Probiotics are beneficial bacteria that can help restore and maintain a healthy balance in the oral microbiome. After the gut, the oral cavity is the largest host of bacteria. The mouth houses over 700 bacterial species, which puts it in second place to the gut for bacterial diversity. Like in the gut, these bacteria can be beneficial or pathogenic and the balance affects the function and health of the mouth.

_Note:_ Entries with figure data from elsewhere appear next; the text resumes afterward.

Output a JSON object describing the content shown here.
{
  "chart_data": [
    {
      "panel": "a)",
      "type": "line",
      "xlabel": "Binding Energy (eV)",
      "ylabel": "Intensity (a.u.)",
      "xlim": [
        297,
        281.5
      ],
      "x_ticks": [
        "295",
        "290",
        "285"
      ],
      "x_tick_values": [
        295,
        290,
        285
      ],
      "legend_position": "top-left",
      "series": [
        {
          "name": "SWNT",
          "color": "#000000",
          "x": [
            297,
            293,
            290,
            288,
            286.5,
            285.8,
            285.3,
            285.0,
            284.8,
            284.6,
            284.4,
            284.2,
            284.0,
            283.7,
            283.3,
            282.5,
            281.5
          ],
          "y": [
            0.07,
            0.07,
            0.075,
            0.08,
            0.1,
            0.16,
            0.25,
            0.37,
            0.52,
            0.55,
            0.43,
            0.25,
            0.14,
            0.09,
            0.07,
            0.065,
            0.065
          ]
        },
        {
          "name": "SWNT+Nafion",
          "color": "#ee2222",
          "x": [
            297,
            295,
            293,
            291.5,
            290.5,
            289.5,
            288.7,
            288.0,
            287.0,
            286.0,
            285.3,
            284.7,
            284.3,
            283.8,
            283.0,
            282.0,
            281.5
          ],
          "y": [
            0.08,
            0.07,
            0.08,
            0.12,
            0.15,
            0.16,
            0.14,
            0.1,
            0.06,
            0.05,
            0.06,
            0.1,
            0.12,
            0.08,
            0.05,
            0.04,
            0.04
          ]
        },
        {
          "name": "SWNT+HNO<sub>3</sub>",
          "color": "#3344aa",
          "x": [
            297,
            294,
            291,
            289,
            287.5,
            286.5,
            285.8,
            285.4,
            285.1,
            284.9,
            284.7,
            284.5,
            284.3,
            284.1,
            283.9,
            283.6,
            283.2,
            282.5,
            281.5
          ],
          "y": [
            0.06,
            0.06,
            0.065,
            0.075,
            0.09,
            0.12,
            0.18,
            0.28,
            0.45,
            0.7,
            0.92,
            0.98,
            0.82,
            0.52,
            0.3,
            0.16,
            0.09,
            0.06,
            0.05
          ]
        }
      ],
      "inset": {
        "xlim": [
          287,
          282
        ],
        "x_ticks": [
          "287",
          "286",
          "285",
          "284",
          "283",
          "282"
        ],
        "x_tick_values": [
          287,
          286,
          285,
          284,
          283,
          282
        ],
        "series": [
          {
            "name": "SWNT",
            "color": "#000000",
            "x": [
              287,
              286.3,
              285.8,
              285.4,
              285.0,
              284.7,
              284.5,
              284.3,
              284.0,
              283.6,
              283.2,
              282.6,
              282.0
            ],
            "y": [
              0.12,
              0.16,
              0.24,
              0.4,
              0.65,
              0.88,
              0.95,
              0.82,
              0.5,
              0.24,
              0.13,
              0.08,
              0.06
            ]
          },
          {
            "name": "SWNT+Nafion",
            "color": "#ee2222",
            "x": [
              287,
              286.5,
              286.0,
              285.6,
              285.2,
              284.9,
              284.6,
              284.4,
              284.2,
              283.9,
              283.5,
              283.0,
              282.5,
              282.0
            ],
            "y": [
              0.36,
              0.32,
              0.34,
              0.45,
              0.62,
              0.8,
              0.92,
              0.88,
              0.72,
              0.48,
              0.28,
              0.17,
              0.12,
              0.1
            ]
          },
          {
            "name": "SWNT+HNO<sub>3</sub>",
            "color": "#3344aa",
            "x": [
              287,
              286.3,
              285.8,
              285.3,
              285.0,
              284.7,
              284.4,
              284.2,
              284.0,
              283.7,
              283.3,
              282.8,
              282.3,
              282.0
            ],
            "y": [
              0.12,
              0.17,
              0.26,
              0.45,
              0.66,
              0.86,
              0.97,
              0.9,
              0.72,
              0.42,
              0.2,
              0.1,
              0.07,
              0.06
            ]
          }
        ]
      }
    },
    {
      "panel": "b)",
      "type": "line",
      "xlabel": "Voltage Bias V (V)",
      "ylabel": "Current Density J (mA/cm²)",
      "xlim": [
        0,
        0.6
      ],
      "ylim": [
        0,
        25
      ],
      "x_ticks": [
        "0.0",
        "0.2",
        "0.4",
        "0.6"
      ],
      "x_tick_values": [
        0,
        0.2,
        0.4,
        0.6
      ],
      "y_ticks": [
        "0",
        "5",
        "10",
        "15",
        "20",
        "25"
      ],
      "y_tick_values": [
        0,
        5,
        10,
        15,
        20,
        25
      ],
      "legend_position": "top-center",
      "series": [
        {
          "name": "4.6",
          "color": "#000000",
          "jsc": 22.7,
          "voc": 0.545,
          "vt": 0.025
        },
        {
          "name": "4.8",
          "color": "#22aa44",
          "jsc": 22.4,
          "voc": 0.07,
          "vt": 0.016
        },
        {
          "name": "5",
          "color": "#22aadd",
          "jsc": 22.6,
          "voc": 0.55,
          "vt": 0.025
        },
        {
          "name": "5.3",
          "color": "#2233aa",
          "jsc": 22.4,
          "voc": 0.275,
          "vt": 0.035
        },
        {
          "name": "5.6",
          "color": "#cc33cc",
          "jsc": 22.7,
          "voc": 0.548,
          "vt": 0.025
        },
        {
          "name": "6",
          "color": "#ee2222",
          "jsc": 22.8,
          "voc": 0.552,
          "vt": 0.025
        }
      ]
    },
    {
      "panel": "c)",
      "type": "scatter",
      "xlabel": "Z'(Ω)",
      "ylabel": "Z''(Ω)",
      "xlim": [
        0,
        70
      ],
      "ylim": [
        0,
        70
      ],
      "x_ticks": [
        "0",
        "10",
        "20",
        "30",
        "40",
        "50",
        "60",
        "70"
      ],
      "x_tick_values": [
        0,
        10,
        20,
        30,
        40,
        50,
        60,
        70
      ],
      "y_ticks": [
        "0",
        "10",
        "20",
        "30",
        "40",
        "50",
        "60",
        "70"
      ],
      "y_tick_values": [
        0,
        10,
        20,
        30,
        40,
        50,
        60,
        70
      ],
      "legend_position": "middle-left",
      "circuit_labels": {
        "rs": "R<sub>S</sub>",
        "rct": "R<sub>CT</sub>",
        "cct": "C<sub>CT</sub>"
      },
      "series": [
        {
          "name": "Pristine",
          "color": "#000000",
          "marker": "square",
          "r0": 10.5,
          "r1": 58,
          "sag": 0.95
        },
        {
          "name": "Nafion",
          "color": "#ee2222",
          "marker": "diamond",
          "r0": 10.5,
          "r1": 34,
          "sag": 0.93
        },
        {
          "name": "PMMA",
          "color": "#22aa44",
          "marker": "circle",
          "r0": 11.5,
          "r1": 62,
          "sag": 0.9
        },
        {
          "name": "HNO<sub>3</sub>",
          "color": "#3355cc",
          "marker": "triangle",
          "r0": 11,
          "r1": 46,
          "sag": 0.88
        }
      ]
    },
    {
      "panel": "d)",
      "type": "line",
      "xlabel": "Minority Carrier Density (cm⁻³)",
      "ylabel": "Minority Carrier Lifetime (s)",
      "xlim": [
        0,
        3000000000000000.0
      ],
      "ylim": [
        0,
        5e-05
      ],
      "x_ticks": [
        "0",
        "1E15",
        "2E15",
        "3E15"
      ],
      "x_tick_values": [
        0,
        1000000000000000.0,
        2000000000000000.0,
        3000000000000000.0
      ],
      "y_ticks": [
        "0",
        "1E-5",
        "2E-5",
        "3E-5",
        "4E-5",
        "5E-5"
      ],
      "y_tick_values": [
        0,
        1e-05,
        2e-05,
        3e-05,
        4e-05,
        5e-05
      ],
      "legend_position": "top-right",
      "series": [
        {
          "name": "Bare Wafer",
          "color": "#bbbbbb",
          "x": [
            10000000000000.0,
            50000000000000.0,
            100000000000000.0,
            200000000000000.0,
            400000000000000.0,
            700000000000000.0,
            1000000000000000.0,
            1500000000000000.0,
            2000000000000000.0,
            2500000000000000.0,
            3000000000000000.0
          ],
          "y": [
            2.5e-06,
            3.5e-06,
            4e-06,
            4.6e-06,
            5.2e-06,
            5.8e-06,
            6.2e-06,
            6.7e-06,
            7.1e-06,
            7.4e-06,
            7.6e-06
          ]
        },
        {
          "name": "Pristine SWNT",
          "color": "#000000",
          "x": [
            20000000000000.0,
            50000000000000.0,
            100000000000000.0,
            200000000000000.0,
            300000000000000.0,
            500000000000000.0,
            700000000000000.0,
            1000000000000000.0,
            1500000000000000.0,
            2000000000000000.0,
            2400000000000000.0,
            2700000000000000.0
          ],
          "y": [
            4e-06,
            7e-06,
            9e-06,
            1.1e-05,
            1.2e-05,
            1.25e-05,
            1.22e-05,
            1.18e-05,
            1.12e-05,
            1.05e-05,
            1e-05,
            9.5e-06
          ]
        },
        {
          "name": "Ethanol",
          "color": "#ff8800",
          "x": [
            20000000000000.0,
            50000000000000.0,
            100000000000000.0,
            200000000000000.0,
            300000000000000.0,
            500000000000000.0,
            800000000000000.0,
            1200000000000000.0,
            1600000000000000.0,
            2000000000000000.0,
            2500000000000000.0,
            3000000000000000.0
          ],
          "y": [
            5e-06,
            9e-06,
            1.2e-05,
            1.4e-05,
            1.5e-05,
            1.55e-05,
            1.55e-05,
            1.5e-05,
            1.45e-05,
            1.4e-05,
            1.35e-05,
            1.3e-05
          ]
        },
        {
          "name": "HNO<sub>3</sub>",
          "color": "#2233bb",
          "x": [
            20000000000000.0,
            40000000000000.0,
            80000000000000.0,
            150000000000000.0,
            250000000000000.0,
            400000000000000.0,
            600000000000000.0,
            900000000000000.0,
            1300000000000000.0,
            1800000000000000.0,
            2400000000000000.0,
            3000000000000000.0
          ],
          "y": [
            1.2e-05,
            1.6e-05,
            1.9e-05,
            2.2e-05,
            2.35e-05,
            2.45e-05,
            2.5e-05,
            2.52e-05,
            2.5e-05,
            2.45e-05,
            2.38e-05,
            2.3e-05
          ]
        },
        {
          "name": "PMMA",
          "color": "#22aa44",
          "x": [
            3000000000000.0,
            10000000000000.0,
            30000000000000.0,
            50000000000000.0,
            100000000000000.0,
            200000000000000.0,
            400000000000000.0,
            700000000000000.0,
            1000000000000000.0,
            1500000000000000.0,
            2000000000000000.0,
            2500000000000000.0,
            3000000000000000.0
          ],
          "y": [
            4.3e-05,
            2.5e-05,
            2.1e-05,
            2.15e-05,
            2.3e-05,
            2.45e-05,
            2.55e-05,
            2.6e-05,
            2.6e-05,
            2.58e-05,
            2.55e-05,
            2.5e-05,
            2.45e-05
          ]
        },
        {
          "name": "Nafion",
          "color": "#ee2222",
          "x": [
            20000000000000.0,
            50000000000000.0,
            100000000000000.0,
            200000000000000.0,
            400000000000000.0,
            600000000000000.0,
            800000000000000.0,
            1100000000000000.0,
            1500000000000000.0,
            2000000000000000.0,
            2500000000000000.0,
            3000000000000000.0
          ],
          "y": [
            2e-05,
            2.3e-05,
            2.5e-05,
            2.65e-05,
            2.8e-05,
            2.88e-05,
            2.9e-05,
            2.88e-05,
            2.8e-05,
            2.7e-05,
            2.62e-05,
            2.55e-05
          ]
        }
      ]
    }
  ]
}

Recent studies have shown promising results regarding probiotics in addressing gum disease. Probiotics can work by inhibiting the growth of harmful bacteria and reducing inflammation in the gums. While probiotics for gut health and IBS should be in a delayed release capsule so they reach the gut, you can also open and mix the contents of a Gut Works® capsule into a glass of water and use it as a mouthwash. The healthy active bacteria, over time, will combat the bad bacteria to help overcome bleeding gums and cavities. Gut Works®, which is an award-winning probiotic with 50bn CFU, combines prebiotics with 6 clinically studied probiotic strains.
While probiotics can be a valuable addition to traditional gum disease treatments, if you're suffering gum disease it is important to book and appointment with your dentist.
The oral microbiome is a complex ecosystem vital to maintaining oral health and wellbeing. Gum disease is a common condition with serious consequences if left untreated. By using good oral hygiene practices, seeking professional care and using probiotics, you can promote a healthy oral microbiome and safeguard your oral health for years to come. Remember, a healthy smile starts with a healthy mouth!